It has joined forces with the US label maker Acucote for self-adhesive label printing stock to be aimed at the cosmetic, pharmaceutical, clothing, food and drink industries.
Traceless, shown at Drupa 2004, was the "ultimate brand authentication", said Kevin Harrell, Creo's director of global business development for security and authentication.
"Governments can use the system to uniquely identify individual postage stamps, trace cash to reveal money laundering and track terror financing," he said.
The marking and sensing system created unique and invisible identification codes, much like a "fingerprint per item", said Harrell.
Traceless can be detected in everything from labels, pulp, inks and toners to paints and building materials, using taggants, software and electronic sensing gear.
Acucote executive vice president Lynn Crutchfield said brand owners could "regain control". Product counterfeiting costs them nearly 250bn a year and the system produces a specific number of authentic labels by trusted labellers.
Creo's director of business development Eddy Houba said since last year's launch five firms were using Traceless, including XINK Laboratories.

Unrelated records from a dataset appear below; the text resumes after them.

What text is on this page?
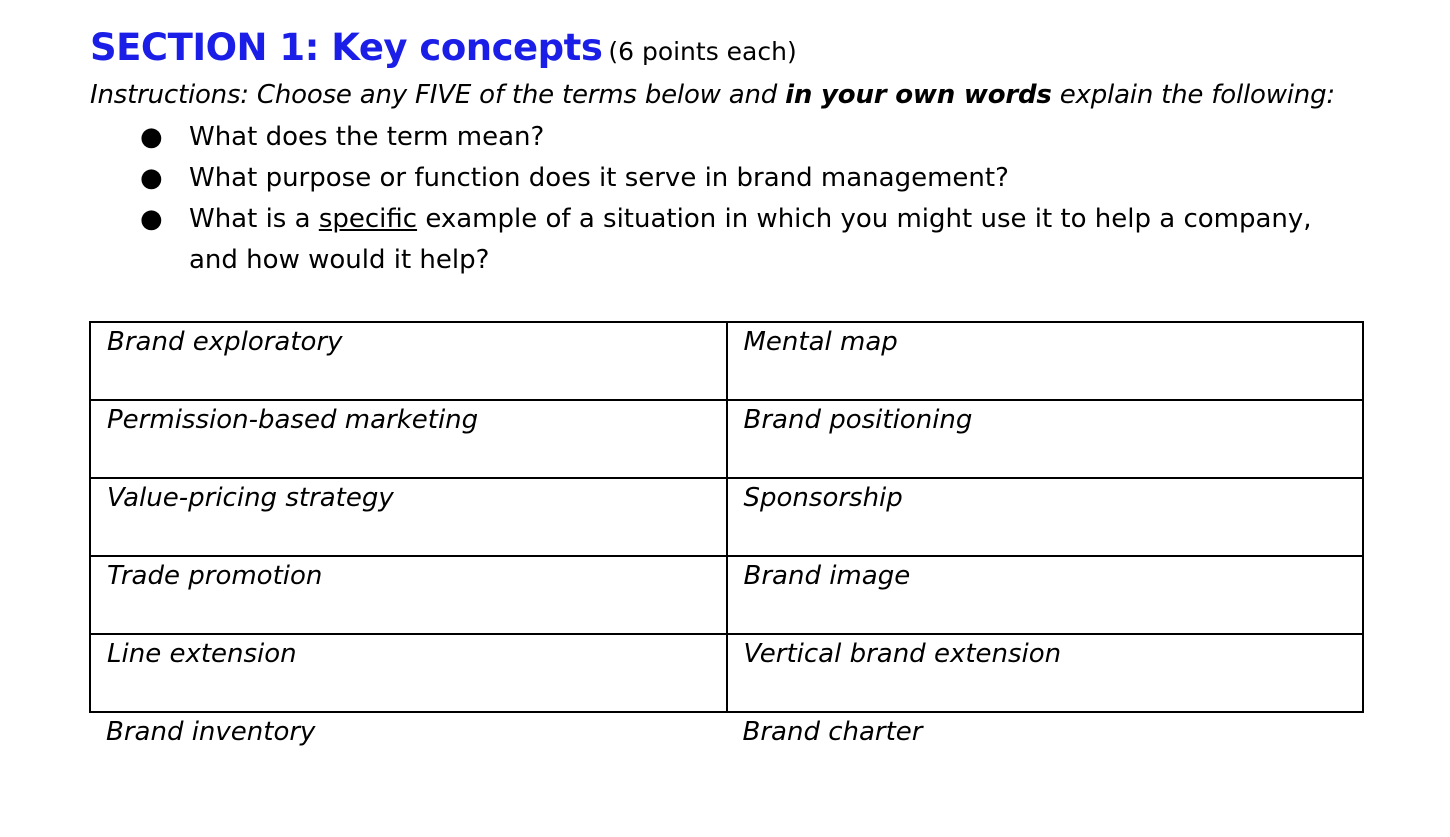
SECTION 1: Key concepts (6 points each)
Instructions: Choose any FIVE of the terms below and in your own words explain the following:
● What does the term mean?
● What purpose or function does it serve in brand management?
● What is a specific example of a situation in which you might use it to help a company, and how would it help?
Brand exploratory	Mental map
Permission-based marketing	Brand positioning
Value-pricing strategy	Sponsorship
Trade promotion	Brand image
Line extension	Vertical brand extension
Brand inventory	Brand charter
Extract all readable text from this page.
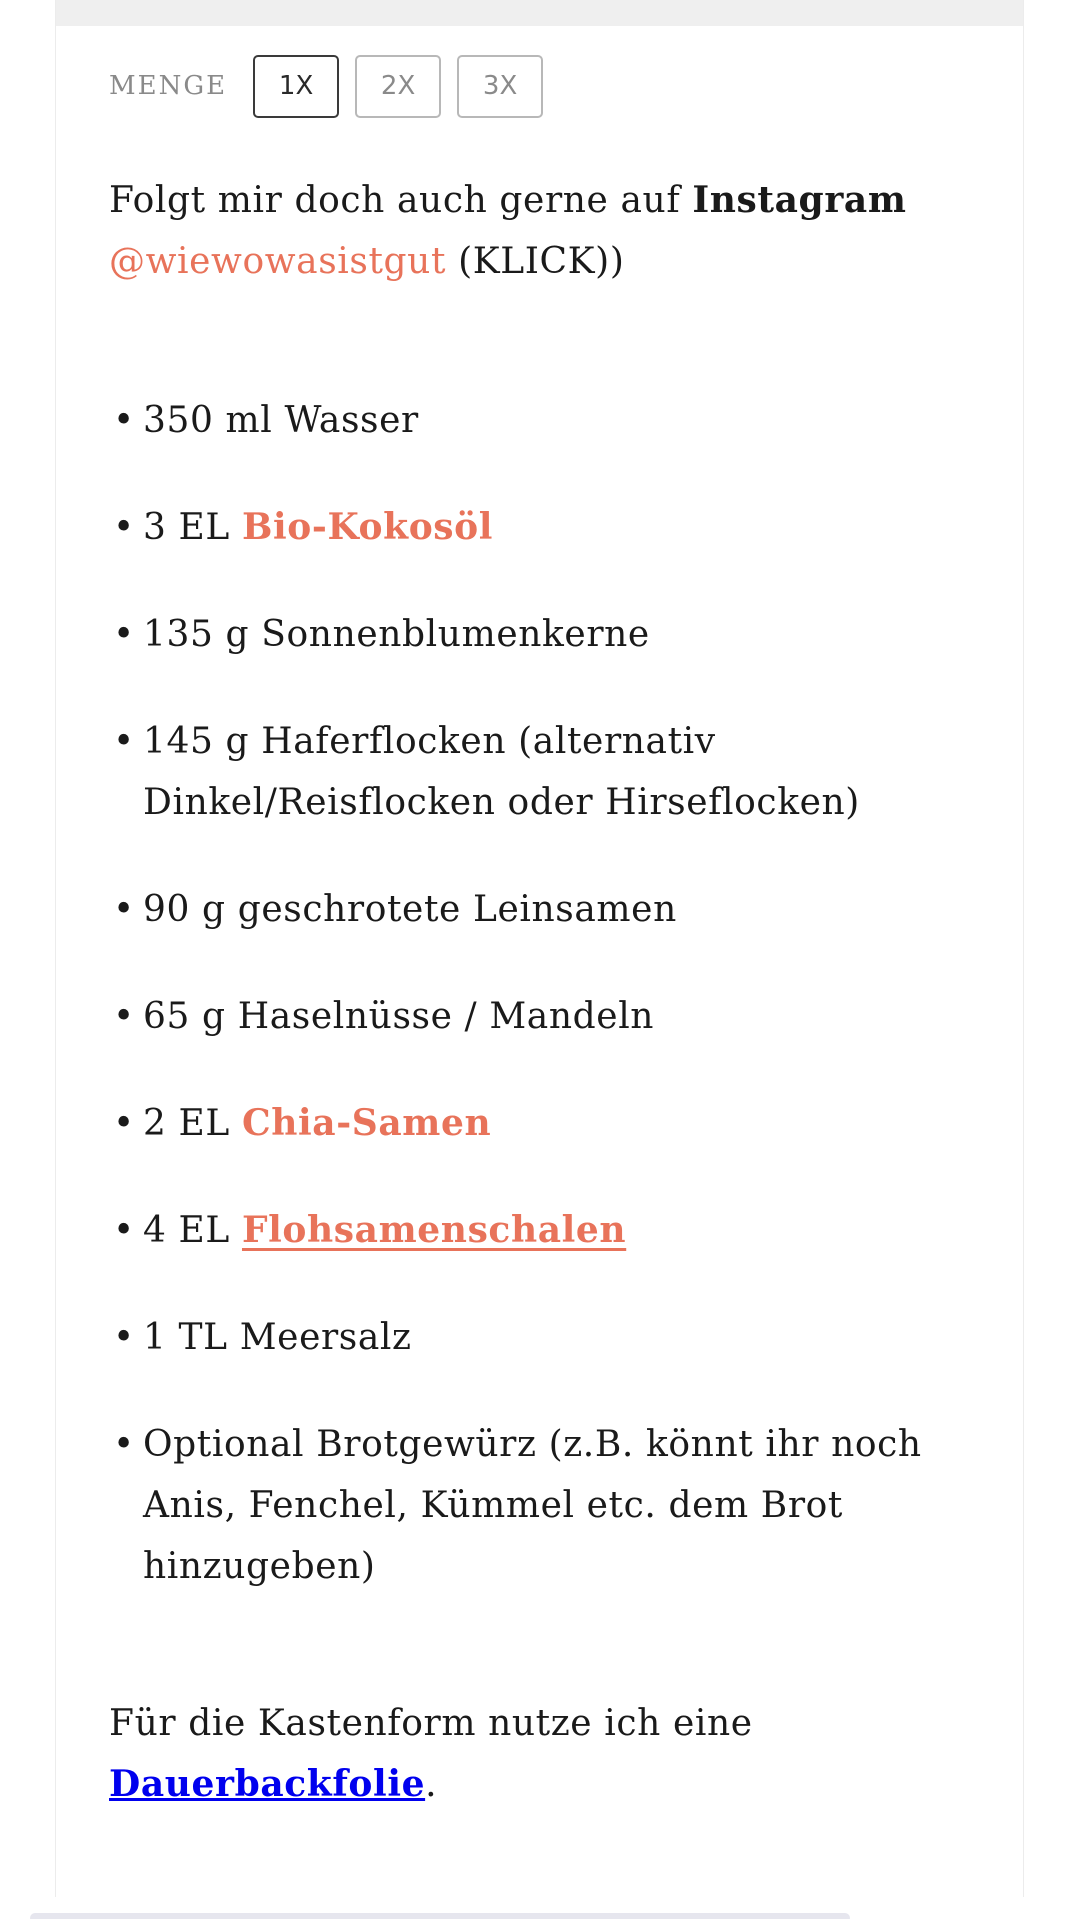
MENGE	1X	2X	3X

Folgt mir doch auch gerne auf Instagram
@wiewowasistgut (KLICK))

• 350 ml Wasser
• 3 EL Bio-Kokosöl
• 135 g Sonnenblumenkerne
• 145 g Haferflocken (alternativ Dinkel/Reisflocken oder Hirseflocken)
• 90 g geschrotete Leinsamen
• 65 g Haselnüsse / Mandeln
• 2 EL Chia-Samen
• 4 EL Flohsamenschalen
• 1 TL Meersalz
• Optional Brotgewürz (z.B. könnt ihr noch Anis, Fenchel, Kümmel etc. dem Brot hinzugeben)

Für die Kastenform nutze ich eine
Dauerbackfolie.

The firm has done a deal with Creo to produce Traceless tagged inks for flexo printing radio frequency identification (RFID) tags. These tags will be compatible with Wal-Mart's RFID plans and were recently recommended by the US Food
& Drug Administration (FDA) for pharmaceutical counterfeit protection.
Houba compared Traceless with DNA testing. "You could say DNA is more secure, but analysis is costly and slow. You can detect Traceless in one second using a hand-held reader."